Когда Сима собралась уходить, он, пряча глаза, мучаясь совестью и неумением убедить ее в том, что он на нее вовсе не наплевал, косноязычно и нелепо пригласил ее погулять. Она засмеялась: я и так уже тут, а на улице дождь. Он не хотел, чтобы она уходила, и не знал, что делать, если она не уйдет. Уже темнело, близился вечер. Мысль ее проводить показалась ему где-то гениальной и, во всяком случае, новаторской донельзя. Он дождался с нею ее автобуса; довез, а потом и довел ее до дому, одной рукой неся опустошенную сумку, а другой закрывая от дождя теть-Наташиным зонтом. Сима больше молчала, шла себе, сунув руки глубоко в карманы куртки, и думала невесть о чем; а все, что приходило в голову для беседы ему, отчего-то неизменно оказывалось рассчитанным на совершенно родного человека, он успевал это сообразить, не сказав и слова, дергал себя назад, как сосед за поводок свою излишне дружелюбную таксу, и тоже, получилось, всю дорогу отмалчивался.

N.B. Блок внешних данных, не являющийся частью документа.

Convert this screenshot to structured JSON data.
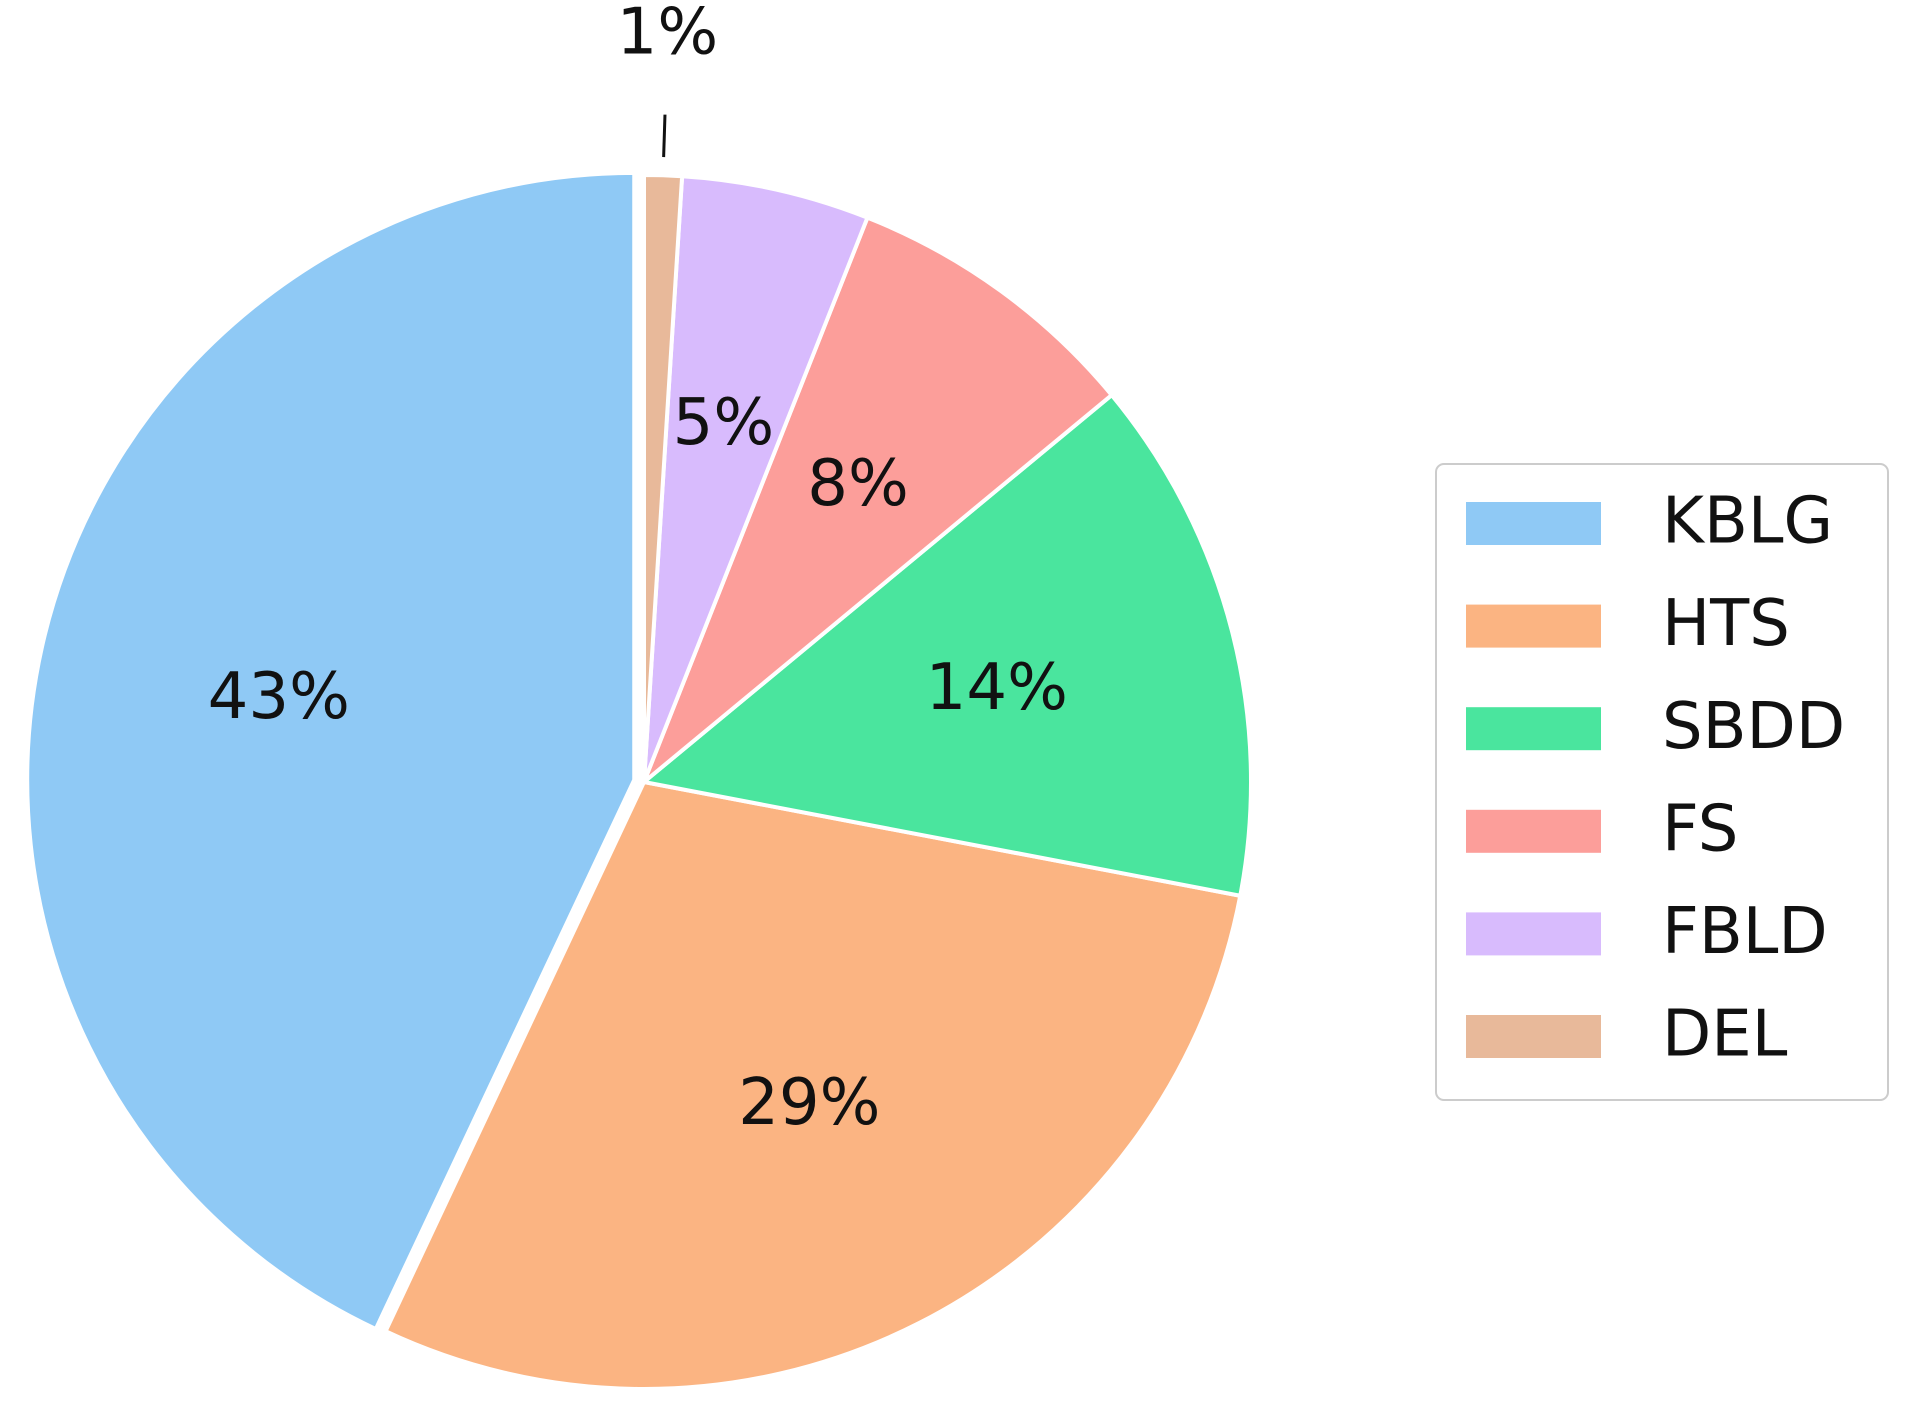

Только у двери в подъезд она повернулась, откинула капюшон и подняла к нему лицо; ее глаза и губы оказались не по-чужому близкими. «Зайдешь? Со своими познакомлю…» – «Ну что ты!» Она усмехнулась – ему показалось, что грустно. Или разочарованно. Или будто говоря: я так и знала. «Я что-то не заметила, – небрежно спросила она, отворачиваясь, – ты мою сегодняшнюю бумажку уже выкинул?» – «Нет, конечно…» – «А-а… Ну, у тебя еще масса возможностей». – «Да не выкину я больше!» – «Если позвонишь – поверю». Он задумался, потом сказал: «Вот дождик кончится, будет тепло – я опять позову тебя погулять». «Гулять так гулять», – двусмысленно ответила она, аккуратно отобрала сумку (он совсем про нее забыл, так при сумке и ушел бы), повернулась и оставила его под дождем. Только грохнула дверь подъезда.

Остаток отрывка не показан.